フロントチェーンリングが小さいMTB用のカセットスプロケットの高速側は、MTBの下りで車速を高速域に乗せる為にハイギヤード化していきますので言わば下り専用のギヤレシオであり、平地におけるリカンベント・ローレーサーの高速域に適さないのは無理もありません。

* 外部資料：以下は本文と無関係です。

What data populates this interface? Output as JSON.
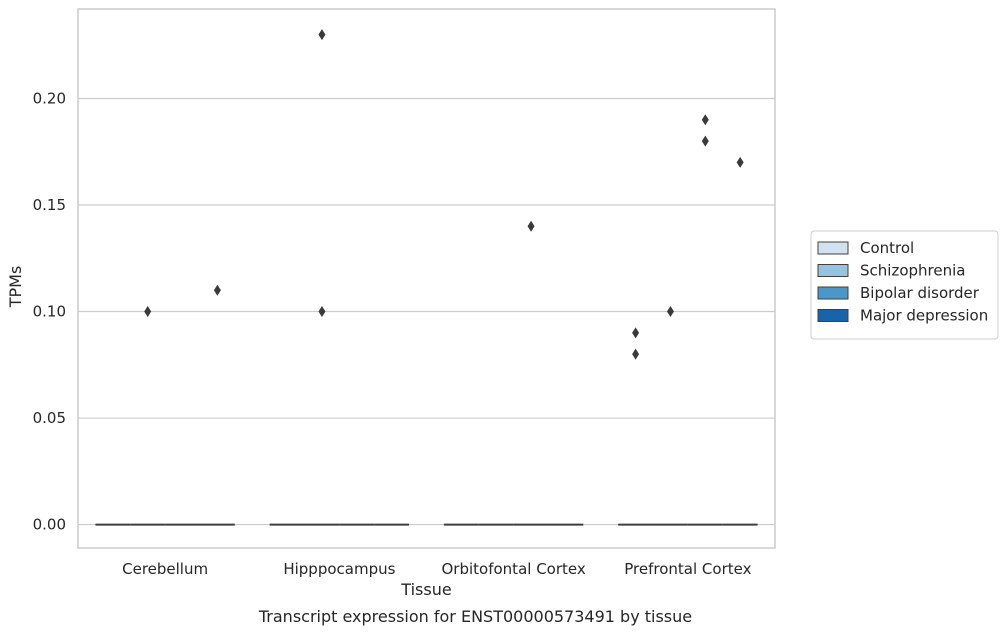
{
  "chart_data": {
    "type": "boxplot",
    "caption": "Transcript expression for ENST00000573491 by tissue",
    "xlabel": "Tissue",
    "ylabel": "TPMs",
    "ylim": [
      -0.011,
      0.242
    ],
    "yticks": [
      "0.00",
      "0.05",
      "0.10",
      "0.15",
      "0.20"
    ],
    "ytick_values": [
      0.0,
      0.05,
      0.1,
      0.15,
      0.2
    ],
    "grid": "horizontal",
    "legend_position": "right",
    "categories": [
      "Cerebellum",
      "Hipppocampus",
      "Orbitofontal Cortex",
      "Prefrontal Cortex"
    ],
    "series": [
      {
        "name": "Control",
        "color": "#d0e1f2",
        "median": [
          0,
          0,
          0,
          0
        ],
        "outliers": [
          [],
          [],
          [],
          [
            0.08,
            0.09
          ]
        ]
      },
      {
        "name": "Schizophrenia",
        "color": "#94c4df",
        "median": [
          0,
          0,
          0,
          0
        ],
        "outliers": [
          [
            0.1
          ],
          [
            0.23,
            0.1
          ],
          [],
          [
            0.1
          ]
        ]
      },
      {
        "name": "Bipolar disorder",
        "color": "#4a98c9",
        "median": [
          0,
          0,
          0,
          0
        ],
        "outliers": [
          [],
          [],
          [
            0.14
          ],
          [
            0.19,
            0.18
          ]
        ]
      },
      {
        "name": "Major depression",
        "color": "#1764ab",
        "median": [
          0,
          0,
          0,
          0
        ],
        "outliers": [
          [
            0.11
          ],
          [],
          [],
          [
            0.17
          ]
        ]
      }
    ]
  }
}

一方でピンク色と水色の二つの有力候補のグラフを見てみると、比較的似通ったギヤ比ながら6速以降で少し差がある事が分かります。 水色のグラフは10速ギヤの5速から6速にシフトアップする時に、それまでに比べて一気に重くなるギャップがある事を意味します。 これに対してピンク色のグラフはほぼ一定の割合でギヤ比が変化しており、トップギヤのギヤ比がやや落ちるものの特定のシフトアップの時だけ一気に重くなるというギャップはありません。

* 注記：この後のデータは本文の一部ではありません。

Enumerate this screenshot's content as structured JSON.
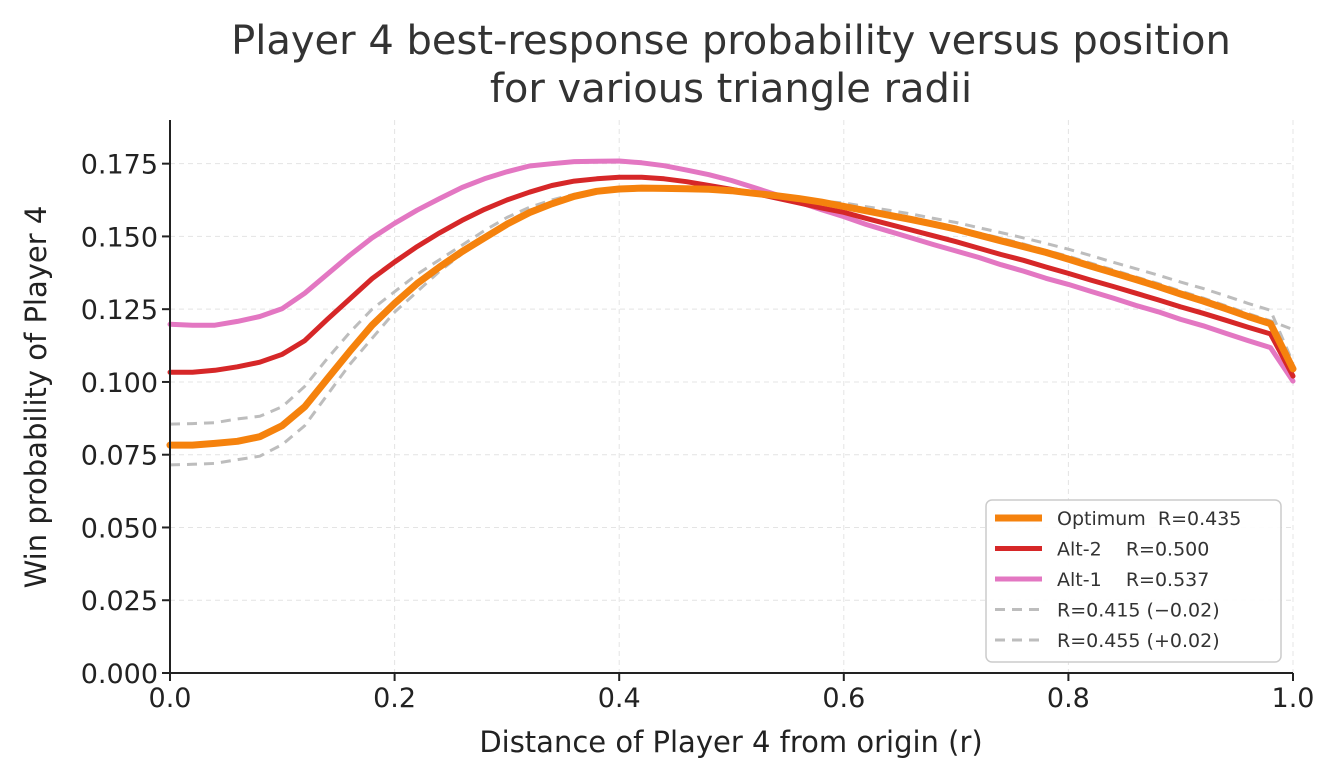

このカギを握るのはピンク色のグラフの6速である16Tという丁数です。 多くのロード用カセットスプロケットでは「高速域じゃないから脚力で何とかなるでしょ?」とばかりに17Tの次は2丁飛んで15Tとなっている傾向がありますが、いわゆる軽いロードレーサーの車重に対してほぼ倍もある重量級のLOW-RACERを走らせる為に、その代償としてトップギヤの11Tを捨ててまでこの16丁に拘る事によって、盛豚の脚力で重量級のLOW-RACERを走らせても、中速域と高速域の境界線となる40km/hあたりでの加速の繋がりが良くなり、非常に走り易くなりました(もっと軽量なレーサーなら16Tを省いて高速寄りにセットアップできるんですけど…)。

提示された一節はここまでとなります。